Review | Love and Devotion: From Persia and Beyond. Reviewed by Adam Bushby

Love and Devotion: From Persia and Beyond

Reviewed by Adam Bushby

Love and Devotion: From Persia and Beyond, State Library of Victoria, Keith Murdoch Gallery, until 1 July 2012.

Illustrated manuscripts from Persia, Ottoman Turkey and Mughal India are rare treats in Melbourne. Love and Devotion: From Persia and Beyond presents a modest but varied collection of manuscripts drawn mostly from the Bodleian Library, University of Oxford, covering the period between the thirteenth and eighteenth centuries. The subject matter is both profane and sacred, familiar secular stories such as One Thousand and One Nights giving way to stories of love and illustrations of the natural world representing the divine.

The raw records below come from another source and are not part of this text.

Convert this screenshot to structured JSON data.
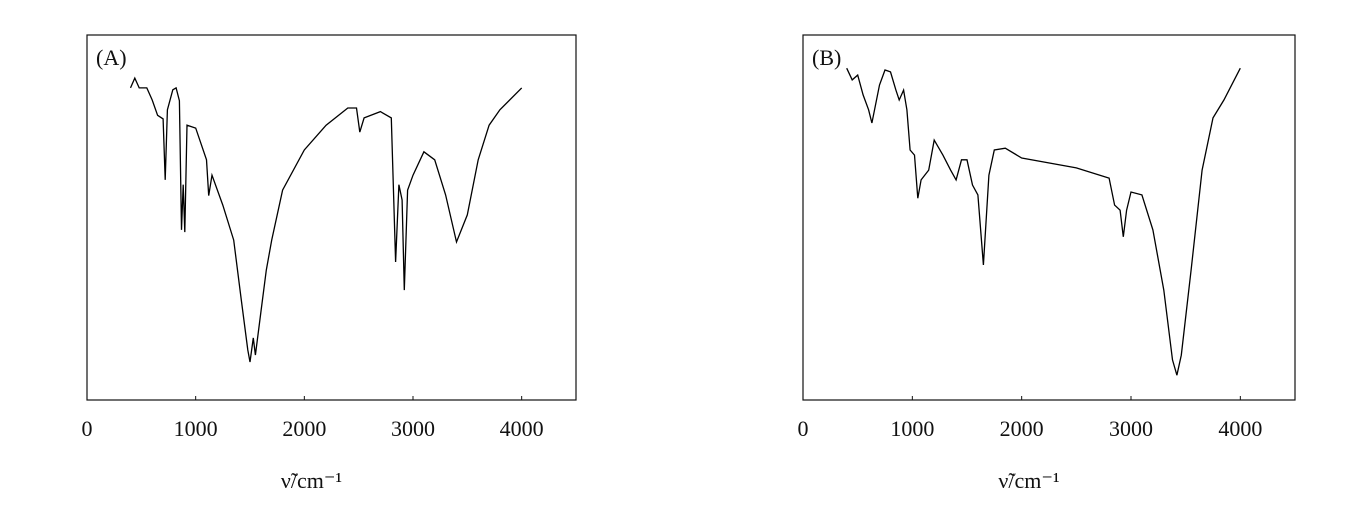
{
  "chart_data": [
    {
      "type": "line",
      "title": "(A)",
      "xlabel": "ν̃/cm⁻¹",
      "color": "#000000",
      "xlim": [
        0,
        4500
      ],
      "xticks": [
        0,
        1000,
        2000,
        3000,
        4000
      ],
      "ylim": [
        0,
        100
      ],
      "x": [
        400,
        440,
        480,
        550,
        600,
        650,
        700,
        720,
        740,
        790,
        820,
        850,
        870,
        885,
        900,
        920,
        1000,
        1100,
        1120,
        1150,
        1250,
        1350,
        1420,
        1480,
        1500,
        1530,
        1550,
        1600,
        1650,
        1700,
        1800,
        2000,
        2200,
        2400,
        2480,
        2510,
        2550,
        2700,
        2800,
        2840,
        2870,
        2900,
        2920,
        2950,
        3000,
        3100,
        3200,
        3300,
        3400,
        3500,
        3600,
        3700,
        3800,
        4000
      ],
      "values": [
        85.5,
        88.2,
        85.5,
        85.5,
        82.2,
        78,
        77,
        60.3,
        79.5,
        85,
        85.5,
        82,
        46.6,
        59,
        46,
        75.3,
        74.5,
        65.8,
        56,
        61.6,
        53.4,
        43.8,
        27.4,
        13.7,
        10.4,
        17,
        12.3,
        24.1,
        35.6,
        43.8,
        57.5,
        68.5,
        75.3,
        80,
        80,
        73.4,
        77.3,
        79,
        77.3,
        37.8,
        59,
        54.8,
        30.1,
        57.5,
        61.6,
        68,
        65.8,
        56.2,
        43.3,
        50.7,
        65.8,
        75.3,
        79.5,
        85.5
      ]
    },
    {
      "type": "line",
      "title": "(B)",
      "xlabel": "ν̃/cm⁻¹",
      "color": "#000000",
      "xlim": [
        0,
        4500
      ],
      "xticks": [
        0,
        1000,
        2000,
        3000,
        4000
      ],
      "ylim": [
        0,
        100
      ],
      "x": [
        400,
        450,
        500,
        550,
        600,
        630,
        700,
        750,
        800,
        850,
        880,
        920,
        950,
        980,
        1020,
        1050,
        1080,
        1150,
        1200,
        1280,
        1350,
        1400,
        1450,
        1500,
        1550,
        1600,
        1650,
        1700,
        1750,
        1850,
        2000,
        2500,
        2800,
        2850,
        2900,
        2930,
        2960,
        3000,
        3100,
        3200,
        3300,
        3380,
        3420,
        3460,
        3550,
        3650,
        3750,
        3850,
        4000
      ],
      "values": [
        90.9,
        87.7,
        89,
        83.6,
        79.5,
        75.9,
        86.3,
        90.4,
        89.9,
        84.9,
        82.2,
        84.9,
        79.5,
        68.5,
        67.1,
        55.3,
        60.3,
        63,
        71.2,
        67.1,
        63,
        60.3,
        65.8,
        65.8,
        58.9,
        56.2,
        37,
        61.6,
        68.5,
        69,
        66.3,
        63.6,
        60.8,
        53.4,
        52,
        44.7,
        52,
        57,
        56.2,
        46.6,
        30.1,
        11,
        6.8,
        12.3,
        35.6,
        63,
        77.3,
        82.2,
        90.9
      ]
    }
  ]
}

I suspect that most viewers, like me, approach these manuscripts tentatively, because the images they contain appear so different from those one is accustomed to meeting in traditional art histories. For instance, many of the folios on display combine images with text: an image is typically contained within the frame of a folio, and within that frame the cursive script of Arabic or Persian is corralled into smaller frames. Sometimes the image breaks through the frame, or the boundary between the text and image is unclear. The style of the images could also be described as naive, yet simplicity in an image is an advantage when complementing text because the flow of reading the text is less likely to be interrupted. A shallow picture plane also brings a story closer to the viewer, such as the image of a man (said to be distracted by love) falling from a balcony (Fig. 1). So in looking at these pages, we should not deal with the images separately, but concurrently with the text, folio and the manuscript as a whole.

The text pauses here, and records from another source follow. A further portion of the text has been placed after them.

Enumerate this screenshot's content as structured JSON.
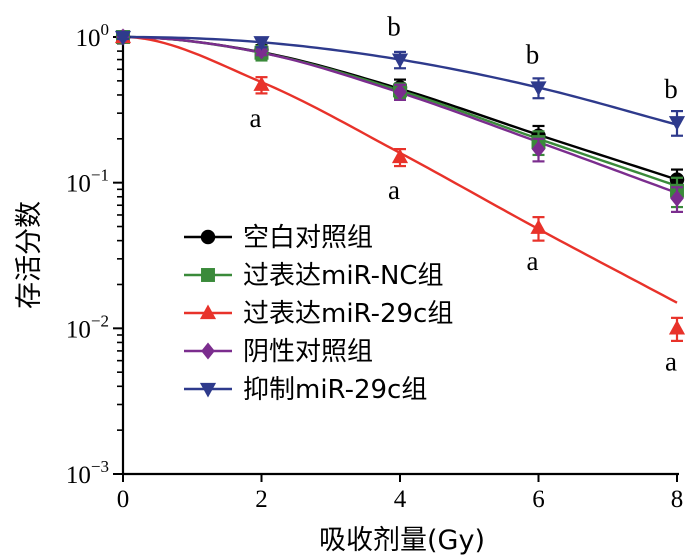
{
  "chart_data": {
    "type": "line",
    "xlabel": "吸收剂量(Gy)",
    "ylabel": "存活分数",
    "xlim": [
      0,
      8
    ],
    "ylim": [
      0.001,
      1
    ],
    "yscale": "log",
    "grid": false,
    "legend_position": "center-left",
    "x_ticks": [
      "0",
      "2",
      "4",
      "6",
      "8"
    ],
    "y_ticks": [
      {
        "base": "10",
        "exp": "0"
      },
      {
        "base": "10",
        "exp": "−1"
      },
      {
        "base": "10",
        "exp": "−2"
      },
      {
        "base": "10",
        "exp": "−3"
      }
    ],
    "series": [
      {
        "name": "空白对照组",
        "color": "#000000",
        "marker": "circle",
        "x": [
          0,
          2,
          4,
          6,
          8
        ],
        "y": [
          1.0,
          0.82,
          0.45,
          0.21,
          0.105
        ],
        "err": [
          0.03,
          0.06,
          0.06,
          0.035,
          0.018
        ],
        "curve": [
          1.0,
          0.787,
          0.441,
          0.213,
          0.105
        ]
      },
      {
        "name": "过表达miR-NC组",
        "color": "#3a8a3a",
        "marker": "square",
        "x": [
          0,
          2,
          4,
          6,
          8
        ],
        "y": [
          1.0,
          0.78,
          0.43,
          0.19,
          0.088
        ],
        "err": [
          0.03,
          0.09,
          0.05,
          0.035,
          0.02
        ],
        "curve": [
          1.0,
          0.78,
          0.429,
          0.2,
          0.095
        ]
      },
      {
        "name": "过表达miR-29c组",
        "color": "#e8322a",
        "marker": "triangle-up",
        "x": [
          0,
          2,
          4,
          6,
          8
        ],
        "y": [
          1.0,
          0.47,
          0.15,
          0.049,
          0.01
        ],
        "err": [
          0.03,
          0.06,
          0.02,
          0.009,
          0.0018
        ],
        "curve": [
          1.0,
          0.49,
          0.16,
          0.048,
          0.015
        ]
      },
      {
        "name": "阴性对照组",
        "color": "#7b2d8e",
        "marker": "diamond",
        "x": [
          0,
          2,
          4,
          6,
          8
        ],
        "y": [
          1.0,
          0.8,
          0.42,
          0.17,
          0.078
        ],
        "err": [
          0.03,
          0.05,
          0.05,
          0.03,
          0.015
        ],
        "curve": [
          1.0,
          0.78,
          0.415,
          0.19,
          0.085
        ]
      },
      {
        "name": "抑制miR-29c组",
        "color": "#2e3a8c",
        "marker": "triangle-down",
        "x": [
          0,
          2,
          4,
          6,
          8
        ],
        "y": [
          1.0,
          0.92,
          0.7,
          0.45,
          0.26
        ],
        "err": [
          0.03,
          0.07,
          0.09,
          0.07,
          0.05
        ],
        "curve": [
          1.0,
          0.92,
          0.7,
          0.45,
          0.25
        ]
      }
    ],
    "annotations": [
      {
        "text": "a",
        "x": 2,
        "y": 0.47,
        "pos": "below"
      },
      {
        "text": "a",
        "x": 4,
        "y": 0.15,
        "pos": "below"
      },
      {
        "text": "a",
        "x": 6,
        "y": 0.049,
        "pos": "below"
      },
      {
        "text": "a",
        "x": 8,
        "y": 0.01,
        "pos": "below"
      },
      {
        "text": "b",
        "x": 4,
        "y": 0.7,
        "pos": "above"
      },
      {
        "text": "b",
        "x": 6,
        "y": 0.45,
        "pos": "above"
      },
      {
        "text": "b",
        "x": 8,
        "y": 0.26,
        "pos": "above"
      }
    ]
  }
}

To begin to interpret these manuscripts more fully, some awareness of Persian, Ottoman and Mughal cultures is necessary. These cultures could be described as ostensibly Islamic, but steeped in other traditional, cultural and religious beliefs and practices. The first aspect of these cultures which is made clear in the exhibition is an awareness of their pre-Islamic past. Persia was conquered by Alexander the Great (Iskandar) in the fourth century BCE, and by Arabs in the seventh century. The Shahnama (Book of Kings), completed by the poet Firdausi at the start of the eleventh century, tells the story of the rulers of Persia until its defeat by the Arabs. The Shahnama not only recognises Iskandar but celebrates him by recognising his legitimacy. In one example, Iskandar cradles the dying Persian king Darius in his arms, a symbolic representation of succession (Fig. 2). So it is misleading to interpret these folios exclusively through the prism of Islam, since the pre-Islamic culture and religion of Persia, like Zoroastrianism, lies not far from the surface. Similarly, Turkish people are descended from nomadic peoples of Central Asia. Despite centuries of Islam, many superstitions deeply entrenched in Turkish culture can be attributed to its shamanistic past. (In Turkey, the only thing more prevalent than the national flag is the ubiquitous ‘evil eye’.)

The second aspect of these related cultures is a belief in the direct connection between earthly and spiritual realms, most fully expressed in Sufism. Developed in the centuries following the time of the Shahnama, Sufism is a form of Islam which believes in spiritual enlightenment through earthly means, such as love. It is not always apparent from the manuscripts whether the theme of love includes sexual love, but around the beginning of the thirteenth century at least, the Sufi master Ibn Arabi believed that it was entirely consistent with, and indeed a means to, the divine. The romantic but tragic love story of Layla and Majnun is said to have been taken by Sufi poets like Jami and transfigured into a meditation on the journey of the soul towards God. This means the lovers in the stories displayed in the exhibition take not just the world on their shoulders, but the heavens too. The various representations of the natural world also take on divine significance. Mantiq al-Tayr (Conference of the Birds) by the Sufi poet Attar, beautifully represented here, tells a similar story in which the journey of the birds represents a journey towards God (Fig. 3).

The Mughal manuscripts are generally more naturalistic than the earlier Persian or Ottoman examples. The image of a dervish and the king, for example, more clearly conveys a sense of movement, and the rural setting into which the figures are placed displays depth (Fig. 4). Interestingly, it has been suggested that because Mughal India was farther from Europe than Ottoman Turkey, the Mughals were more open to incorporating European artistic practice than the Ottomans, who perhaps felt more threatened politically and culturally.

The exhibition concludes with examples of the accounts of European travellers to Persia, most notably during the seventeenth century, and an analysis of the absorption of Persian culture into European literature. The most significant examples on display are Goethe’s West-East Divan, inspired by the fourteenth century Persian poet Hafiz, and Edward FitzGerald’s translation (and reinterpretation) of the same poet which proved immensely popular in the nineteenth century: the The Rubáiyát of Omar Khayyám. It is also explained that Persian themes entered European literature earlier. The basis of Sufism, the everyday as a path to the divine, is said to be echoed in Dante’s Divine Comedy and Chaucer’s The Parliament of Fowls, examples of which are included in the exhibition.